Looking back at my site, I realized that I had never mentioned anything by Spike Lee so far, so I want to start with Inside Man, a terrific heist movie from 2006.
Since the 1980s, his long filmography has focused on the urban relationship between complex interracial people of which America is made.
So it was a surprise for the more adventurous genre lovers when the director came out in theaters with this action thriller, raking in nearly $200 million worldwide.
The story begins with a quiet, ordinary day in a prominent New York City bank when suddenly a handful of masked robbers storm in with guns drawn.
After seizing customers’ cell phones and employees, they force everyone to wear the same outfit with a hood and a white bandage over their faces, becoming identical to one another.
Therefore, when police rush to the place, they dare not raid inside because they cannot distinguish the criminals from the hostages.
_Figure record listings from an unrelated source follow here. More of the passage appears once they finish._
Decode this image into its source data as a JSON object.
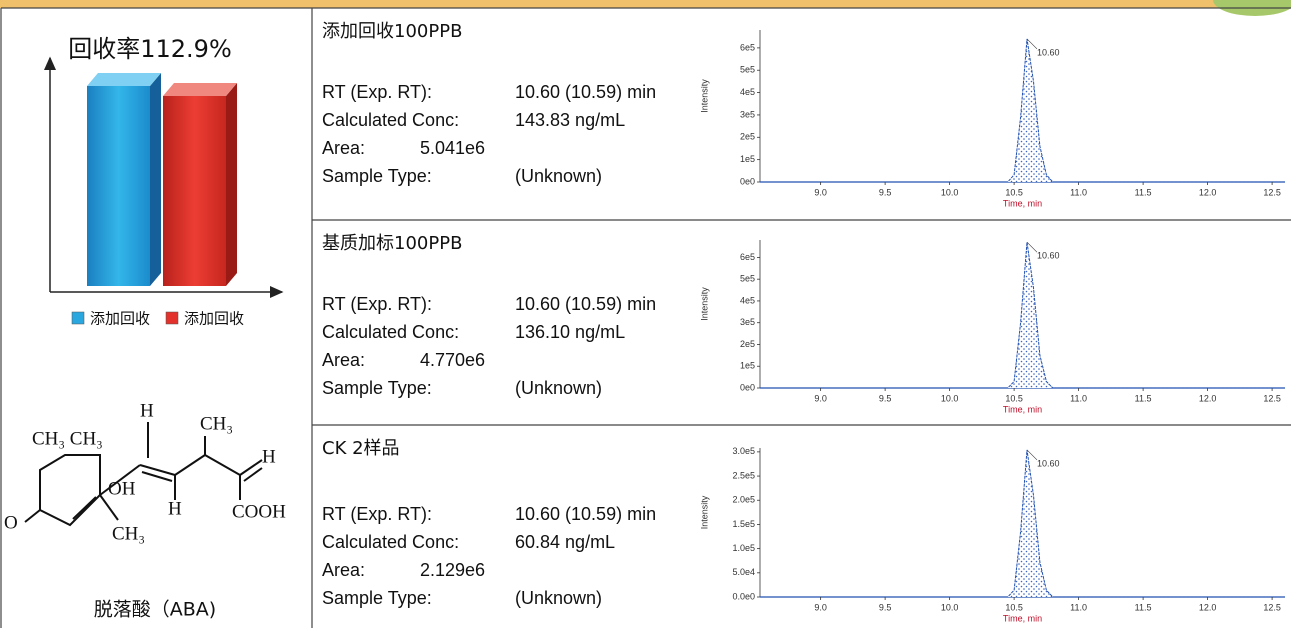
{
  "left": {
    "recovery_chart": {
      "type": "bar",
      "title": "回收率112.9%",
      "categories": [
        "添加回收",
        "添加回收"
      ],
      "values": [
        100,
        95
      ],
      "colors": [
        "#2aa7de",
        "#e2322b"
      ],
      "ylim": [
        0,
        110
      ]
    },
    "structure": {
      "labels": [
        "CH₃ CH₃",
        "H",
        "CH₃",
        "H",
        "OH",
        "H",
        "COOH",
        "O",
        "CH₃"
      ]
    },
    "compound": "脱落酸（ABA)"
  },
  "rows": [
    {
      "name": "添加回收100PPB",
      "fields": [
        [
          "RT (Exp. RT):",
          "10.60 (10.59) min"
        ],
        [
          "Calculated Conc:",
          "143.83 ng/mL"
        ],
        [
          "Area:",
          "5.041e6"
        ],
        [
          "Sample Type:",
          "(Unknown)"
        ]
      ],
      "chromatogram": {
        "type": "line",
        "x_label": "Time, min",
        "y_label": "Intensity",
        "peak_label": "10.60",
        "color": "#2050b0",
        "xlim": [
          8.53,
          12.6
        ],
        "xticks": [
          {
            "value": 9,
            "label": "9.0"
          },
          9.5,
          {
            "value": 10,
            "label": "10.0"
          },
          10.5,
          {
            "value": 11,
            "label": "11.0"
          },
          11.5,
          {
            "value": 12,
            "label": "12.0"
          },
          12.5
        ],
        "ylim": [
          0,
          680000
        ],
        "yticks": [
          {
            "value": 0,
            "label": "0e0"
          },
          {
            "value": 100000,
            "label": "1e5"
          },
          {
            "value": 200000,
            "label": "2e5"
          },
          {
            "value": 300000,
            "label": "3e5"
          },
          {
            "value": 400000,
            "label": "4e5"
          },
          {
            "value": 500000,
            "label": "5e5"
          },
          {
            "value": 600000,
            "label": "6e5"
          }
        ],
        "x": [
          8.6,
          10.45,
          10.5,
          10.55,
          10.6,
          10.65,
          10.7,
          10.75,
          10.8,
          12.6
        ],
        "values": [
          0,
          0,
          32000,
          290000,
          640000,
          450000,
          160000,
          32000,
          0,
          0
        ]
      }
    },
    {
      "name": "基质加标100PPB",
      "fields": [
        [
          "RT (Exp. RT):",
          "10.60 (10.59) min"
        ],
        [
          "Calculated Conc:",
          "136.10 ng/mL"
        ],
        [
          "Area:",
          "4.770e6"
        ],
        [
          "Sample Type:",
          "(Unknown)"
        ]
      ],
      "chromatogram": {
        "type": "line",
        "x_label": "Time, min",
        "y_label": "Intensity",
        "peak_label": "10.60",
        "color": "#2050b0",
        "xlim": [
          8.53,
          12.6
        ],
        "xticks": [
          {
            "value": 9,
            "label": "9.0"
          },
          9.5,
          {
            "value": 10,
            "label": "10.0"
          },
          10.5,
          {
            "value": 11,
            "label": "11.0"
          },
          11.5,
          {
            "value": 12,
            "label": "12.0"
          },
          12.5
        ],
        "ylim": [
          0,
          680000
        ],
        "yticks": [
          {
            "value": 0,
            "label": "0e0"
          },
          {
            "value": 100000,
            "label": "1e5"
          },
          {
            "value": 200000,
            "label": "2e5"
          },
          {
            "value": 300000,
            "label": "3e5"
          },
          {
            "value": 400000,
            "label": "4e5"
          },
          {
            "value": 500000,
            "label": "5e5"
          },
          {
            "value": 600000,
            "label": "6e5"
          }
        ],
        "x": [
          8.6,
          10.45,
          10.5,
          10.55,
          10.6,
          10.65,
          10.7,
          10.75,
          10.8,
          12.6
        ],
        "values": [
          0,
          0,
          30000,
          300000,
          670000,
          460000,
          150000,
          30000,
          0,
          0
        ]
      }
    },
    {
      "name": "CK 2样品",
      "fields": [
        [
          "RT (Exp. RT):",
          "10.60 (10.59) min"
        ],
        [
          "Calculated Conc:",
          "60.84 ng/mL"
        ],
        [
          "Area:",
          "2.129e6"
        ],
        [
          "Sample Type:",
          "(Unknown)"
        ]
      ],
      "chromatogram": {
        "type": "line",
        "x_label": "Time, min",
        "y_label": "Intensity",
        "peak_label": "10.60",
        "color": "#2050b0",
        "xlim": [
          8.53,
          12.6
        ],
        "xticks": [
          {
            "value": 9,
            "label": "9.0"
          },
          9.5,
          {
            "value": 10,
            "label": "10.0"
          },
          10.5,
          {
            "value": 11,
            "label": "11.0"
          },
          11.5,
          {
            "value": 12,
            "label": "12.0"
          },
          12.5
        ],
        "ylim": [
          0,
          308000
        ],
        "yticks": [
          {
            "value": 0,
            "label": "0.0e0"
          },
          {
            "value": 50000,
            "label": "5.0e4"
          },
          {
            "value": 100000,
            "label": "1.0e5"
          },
          {
            "value": 150000,
            "label": "1.5e5"
          },
          {
            "value": 200000,
            "label": "2.0e5"
          },
          {
            "value": 250000,
            "label": "2.5e5"
          },
          {
            "value": 300000,
            "label": "3.0e5"
          }
        ],
        "x": [
          8.6,
          10.45,
          10.5,
          10.55,
          10.6,
          10.65,
          10.7,
          10.75,
          10.8,
          12.6
        ],
        "values": [
          0,
          0,
          14000,
          135000,
          304000,
          210000,
          72000,
          14000,
          0,
          0
        ]
      }
    }
  ]
}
In charge of the case is a detective under investigation for the disappearance of a large sum of money, so he is in a high state of career strain.
The strange thing is that the robbers do not seem to be in any hurry, making the detective suspicious, who believes that they actually plan to do more than just a robbery.
Indeed, at the same time, the bank president makes arrangements with a woman who deals with highly delicate political and judicial situations.
However, the president does not care about the bank’s money or the hostages’ lives.
What concerns him is a single safe deposit box containing the dirty secrets of a past that he tries hard to bury.
The heist becomes a three-way game between the woman mediator, the detective, and the brave robber leader.
Intelligence and entertainment hand in hand
Whatever kind of story Spike Lee wants to tell, he always finds the appropriate pace and style to capture his audience’s attention.
No matter the subject he chooses to cover, his talent is suited to telling the story of the last day before prison, as in the 25th Hour or the biography of Malcolm X beautifully.
The latter then shares with 2006’s Inside Man an extraordinary leading man like Denzel Washington, one of the best actors ever who plays an incorruptible detective like Bullitt, a famous movie with Steve McQueen.
Indeed, the central theme of this story is the search for truth at any cost, as even the robbers from the inside do with a dirty Nazi criminal, becoming criminals themselves to expose him.
In another director’s hands, hardly all these themes could coexist in such an engaging way while also offering a fantastic entertainment thriller.
But Spike Lee‘s superior technique perfectly combines an adventurous pace with an almost documentary-like spirit of inquiry, setting it in an urban context of believable and interesting people.
Whether it’s the racist cop talking to the detective or the beautiful Albanian girl translating for the police, each character has his or her moment to tell us his or her story and way of thinking and being.
As mentioned, the movie moves like a show with three different performers: the detective, the intelligent businesswoman, and the robbers with their mysterious plan.
Each of them moves their pieces in this no-holds-barred chess game where cheating or plotting in the shadows will let only the most skilled and intelligent win.
We, therefore, admire the making of one of the best heist movies ever, where moreover, the director does not forget his origins and the constant battle against racism he has always waged.
The many faces of justice that don’t forget
In addition to Denzel Washington, who delivers his usual performance of charisma with a strong and funny attitude, the rest of the cast also proves to be top-notch.
Above them all, we can put Clive Owen, the main nemesis of the lead cop who heads this mysterious masked gang.
Among the best moments of the movie are undoubtedly his conversations during the negotiations, where with irony and determination, he questions that with him it is better not to joke.
Even more exciting is his brief dialogue with Jodie Foster in a Spike Lee movie for the first time.
Her character does not have as many scenes as the male performers, but the actress gives life to an ice-cold woman who faces New York’s toughest men head-on without hesitation.
But even though she works for someone doesn’t mean she can’t pick her battles, too, as she makes clear to the great Christopher Plummer, who hires her to cover the horrendous stains on his conscience.
This wealthy Nazi is a character close in his cruel love of money to his role in All the Money in the World, Ridley Scott‘s fantastic movie where the actor played the famously greedy billionaire Jean Paul Getty.
Finally, let us not fail to mention the supporting characters, with Willem Dafoe and Chiwetel Ejiofor as the detective’s colleagues whose great performances superbly close the circle on a perfect cast.
This great chorus of stars sings the song of equality and social justice by Spike Lee, whose movies you may or may not like, like the 2006 Inside Man, but you can certainly never say he is a trivial director.
So let us experience this exciting suspense exercise with so much to say about the soul of America, capitalism, and racism still alive more than ever.